The New Puritans: How Gen-Z is Making Sex Taboo Again

A generation fluent in the language of liberation is quietly reviving the anxieties of repression, turning sex into a source of unease.

(Kayla Tanada | The Phoenix)
(Kayla Tanada | The Phoenix)

Something strange is happening in the bedroom — or rather, outside it. The American generation raised on hookup apps, “sex positivity” and endless access to explicit content is having less sex than any before. 

Gen-Z, once imagined as the freest and most open-minded, has become conversely closelegged. Everyone jokes about desire, but when it comes to actually having sex, a strange hush falls over the room.

The data paints a clear picture. The number of American Gen-Zers reporting sexual activity fell from around 38% in 2019 to roughly 30% in 2021, despite more Gen-Zers being added to the age of consent pool in 2021. Among older members of the generation, Gen-Z has the least sex of any living age group, outpaced even by their parents at the same age. 

Dazed Digital went so far as to declare the “death of the one-night-stand,” observing how casual encounters have been replaced by emotionally ambiguous “situationships” and prolonged talking stages. 

The shift stems from more than moralism. Overexposure plays a role. Many Gen-Z individuals encountered sexual content before they were emotionally ready for it, raised in a digital ecosystem where adult material appeared at the click of a screen. Sex was no longer a private milestone — it became algorithmic. 

Online, own members of the generation have noticed the shift. A Reddit thread discussing Gen-Z’s discomfort argued premature exposure has left many with a negative view of sexual topics as a whole.

Saturation bred cynicism. Desire, once mysterious, became mechanical. When nothing is left to the imagination, the imagination begins to seek distance. 

Economic and emotional exhaustion deepened the divide. 

For a generation grappling with housing insecurity, debt and post-pandemic isolation, sex can feel less like pleasure, and more like another task to manage. Newsweek suggests Gen-Z’s aversion to sex reflects a rejection of the emotionally draining hook-up culture of the 2010s — a backlash against performative liberation, which often delivered emptiness rather than intimacy. 

In this born-again culture, abstinence feels safer than disappointment. 

Yet, something else is taking shape — a new form of moral purity dressed in the aesthetics of progressivism. Gen-Z isn’t necessarily anti-sex, but its culture has made sex feel suspect. Expressing desire too openly can be seen as regressive or even dangerous. In trying to protect one another, the generation has begun to pathologize attraction itself. 

The consequences of this confusion run deeper than dry stats. Psychology Today warns many young adults are missing out on the benefits of sex, as prolonged avoidance can heighten anxiety, depression and disconnection. By turning intimacy into an ethical mindfield, the culture risks isolating people from one another. Sex becomes a social risk. 

Still, the rebuttal carries weight. Perhaps this generation’s restraint isn’t repression but evolution. After decades of toxic gender dynamics, coercive party culture and exploitative dating norms, a pullback from casual sex could signal maturity. This generation’s carefulness could represent a radical rejection of the idea of liberation always involving physical exposure. 

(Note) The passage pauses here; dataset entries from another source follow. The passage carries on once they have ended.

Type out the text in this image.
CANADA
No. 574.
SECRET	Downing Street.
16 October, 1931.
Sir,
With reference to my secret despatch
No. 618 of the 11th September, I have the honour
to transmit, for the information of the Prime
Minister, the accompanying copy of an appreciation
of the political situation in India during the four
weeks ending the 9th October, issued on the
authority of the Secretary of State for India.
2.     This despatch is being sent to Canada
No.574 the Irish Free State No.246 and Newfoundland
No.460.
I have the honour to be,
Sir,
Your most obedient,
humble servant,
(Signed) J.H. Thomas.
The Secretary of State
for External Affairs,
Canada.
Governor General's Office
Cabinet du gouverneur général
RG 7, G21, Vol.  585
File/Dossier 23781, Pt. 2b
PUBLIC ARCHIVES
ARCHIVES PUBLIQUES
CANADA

However, moderation is different from fear. What’s emerging isn’t a generation without desire, but one afraid of what desire might mean. 

The cultural induction to the vocabulary of trauma and consent — necessary and overdue — has also made it difficult to express attraction without anxiety. Even in alternative spaces which once celebrated sexual freedom, openness can now be read as recklessness. In trying to make sex safer, American culture has perhaps sterilized it. 

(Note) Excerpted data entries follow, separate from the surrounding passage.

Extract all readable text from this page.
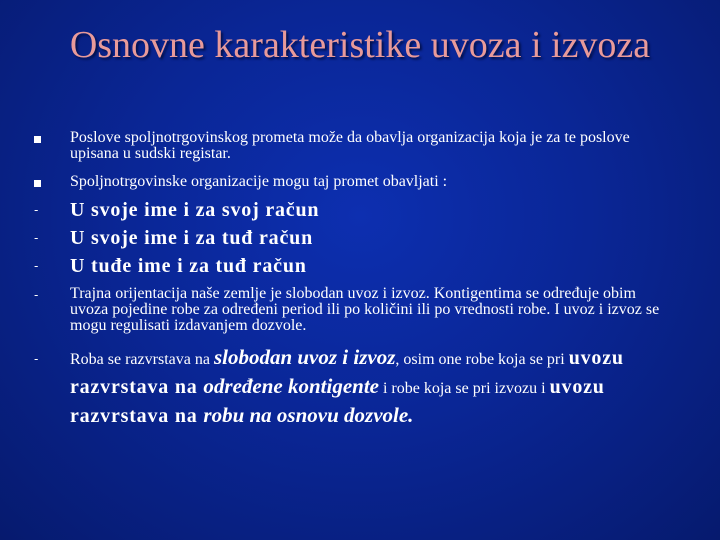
Osnovne karakteristike uvoza i izvoza
Poslove spoljnotrgovinskog prometa može da obavlja organizacija koja je za te poslove upisana u sudski registar.
Spoljnotrgovinske organizacije mogu taj promet obavljati :
- U svoje ime i za svoj račun
- U svoje ime i za tuđ račun
- U tuđe ime i za tuđ račun
- Trajna orijentacija naše zemlje je slobodan uvoz i izvoz. Kontigentima se određuje obim uvoza pojedine robe za određeni period ili po količini ili po vrednosti robe. I uvoz i izvoz se mogu regulisati izdavanjem dozvole.
- Roba se razvrstava na slobodan uvoz i izvoz, osim one robe koja se pri uvozu razvrstava na određene kontigente i robe koja se pri izvozu i uvozu razvrstava na robu na osnovu dozvole.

But this could be dangerous. 

Sterilization of sexual culture can lead to the censoring of sexuality. ​In 1933, the Institute of Sexology, a foundation for sexological research and the advocacy of homosexual rights, was broken into and occupied by Nazi-supporting youth. Several days later the entire contents of the library were removed and burned. 

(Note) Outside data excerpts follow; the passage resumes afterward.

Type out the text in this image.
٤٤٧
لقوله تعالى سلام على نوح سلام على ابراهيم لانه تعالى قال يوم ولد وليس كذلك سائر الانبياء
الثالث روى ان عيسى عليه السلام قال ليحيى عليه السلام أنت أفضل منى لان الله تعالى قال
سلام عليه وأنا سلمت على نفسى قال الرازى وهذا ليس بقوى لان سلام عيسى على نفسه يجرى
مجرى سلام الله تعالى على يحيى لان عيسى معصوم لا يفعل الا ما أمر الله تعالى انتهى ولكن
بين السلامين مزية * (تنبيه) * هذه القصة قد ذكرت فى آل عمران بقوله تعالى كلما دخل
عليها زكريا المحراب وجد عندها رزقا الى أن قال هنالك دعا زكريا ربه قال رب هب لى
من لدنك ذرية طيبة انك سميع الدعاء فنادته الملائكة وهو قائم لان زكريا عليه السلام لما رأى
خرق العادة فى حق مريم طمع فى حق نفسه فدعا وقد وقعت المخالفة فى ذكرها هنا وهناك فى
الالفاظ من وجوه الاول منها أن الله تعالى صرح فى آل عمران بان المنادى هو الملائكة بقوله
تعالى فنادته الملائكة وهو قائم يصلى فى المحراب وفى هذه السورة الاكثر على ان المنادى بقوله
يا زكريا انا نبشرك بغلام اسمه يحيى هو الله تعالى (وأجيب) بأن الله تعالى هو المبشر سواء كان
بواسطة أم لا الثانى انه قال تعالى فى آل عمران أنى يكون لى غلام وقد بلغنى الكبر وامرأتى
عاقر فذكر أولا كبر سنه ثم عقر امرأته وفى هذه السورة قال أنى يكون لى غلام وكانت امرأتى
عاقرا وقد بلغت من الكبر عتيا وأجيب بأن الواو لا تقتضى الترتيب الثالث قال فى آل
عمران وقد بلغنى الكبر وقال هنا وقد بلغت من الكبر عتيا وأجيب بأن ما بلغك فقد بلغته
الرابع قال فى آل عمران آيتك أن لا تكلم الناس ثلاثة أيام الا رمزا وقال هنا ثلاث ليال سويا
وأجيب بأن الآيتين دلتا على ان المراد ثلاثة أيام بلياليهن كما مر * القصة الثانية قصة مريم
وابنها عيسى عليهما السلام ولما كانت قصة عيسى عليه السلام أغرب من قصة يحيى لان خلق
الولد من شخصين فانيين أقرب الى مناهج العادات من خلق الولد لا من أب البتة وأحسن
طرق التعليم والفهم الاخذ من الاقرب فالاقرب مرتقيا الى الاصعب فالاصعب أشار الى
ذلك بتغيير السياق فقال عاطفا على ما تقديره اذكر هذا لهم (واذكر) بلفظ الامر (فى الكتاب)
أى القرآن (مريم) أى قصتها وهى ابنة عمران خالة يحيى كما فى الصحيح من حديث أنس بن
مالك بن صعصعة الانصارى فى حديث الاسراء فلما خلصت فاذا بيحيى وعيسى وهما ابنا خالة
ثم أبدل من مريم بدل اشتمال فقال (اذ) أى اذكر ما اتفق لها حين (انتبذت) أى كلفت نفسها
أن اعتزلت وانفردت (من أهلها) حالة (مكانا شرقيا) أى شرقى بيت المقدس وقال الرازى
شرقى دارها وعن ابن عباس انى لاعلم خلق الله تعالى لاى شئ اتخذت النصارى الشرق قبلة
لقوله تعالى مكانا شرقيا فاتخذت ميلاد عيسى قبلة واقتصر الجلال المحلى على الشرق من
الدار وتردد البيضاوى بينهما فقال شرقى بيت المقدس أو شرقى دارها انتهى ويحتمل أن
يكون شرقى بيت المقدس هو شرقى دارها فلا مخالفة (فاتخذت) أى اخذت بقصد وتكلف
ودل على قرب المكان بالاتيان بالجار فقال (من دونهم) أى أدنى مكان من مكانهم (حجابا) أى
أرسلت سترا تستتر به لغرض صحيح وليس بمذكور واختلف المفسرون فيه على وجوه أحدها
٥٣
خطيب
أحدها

On June 11, Southern Baptist delegates called for the reversal of the Supreme Court ruling on same-sex marriage, leading to months of discourse, with SCOTUS only just rejecting the call

The difference in these two cases? In 1933, there was a violent takeover. In June, the American people called to reverse — and silence — a systemic ruling which attempted to grant those of varying sexuality equal marriage rights.

The result is a quiet contradiction. A generation fluent in the language of sex but hesitant to live it. Desire has become theoretical — performed online, withheld in real life. 

Sex hasn’t vanished, but merely retreated behind irony and discourse. On TikTok, flirtation is filtered through jokes, aesthetics and self-depreciation. But the ache remains. Beneath the language of boundaries and self-care lies a simple truth.

Humans still long to connect. 
The new Puritans go thrifting and listen to Clairo, but they share something with their 17th-century predecessors — an unease with the pleasure which cannot be perfectly controlled.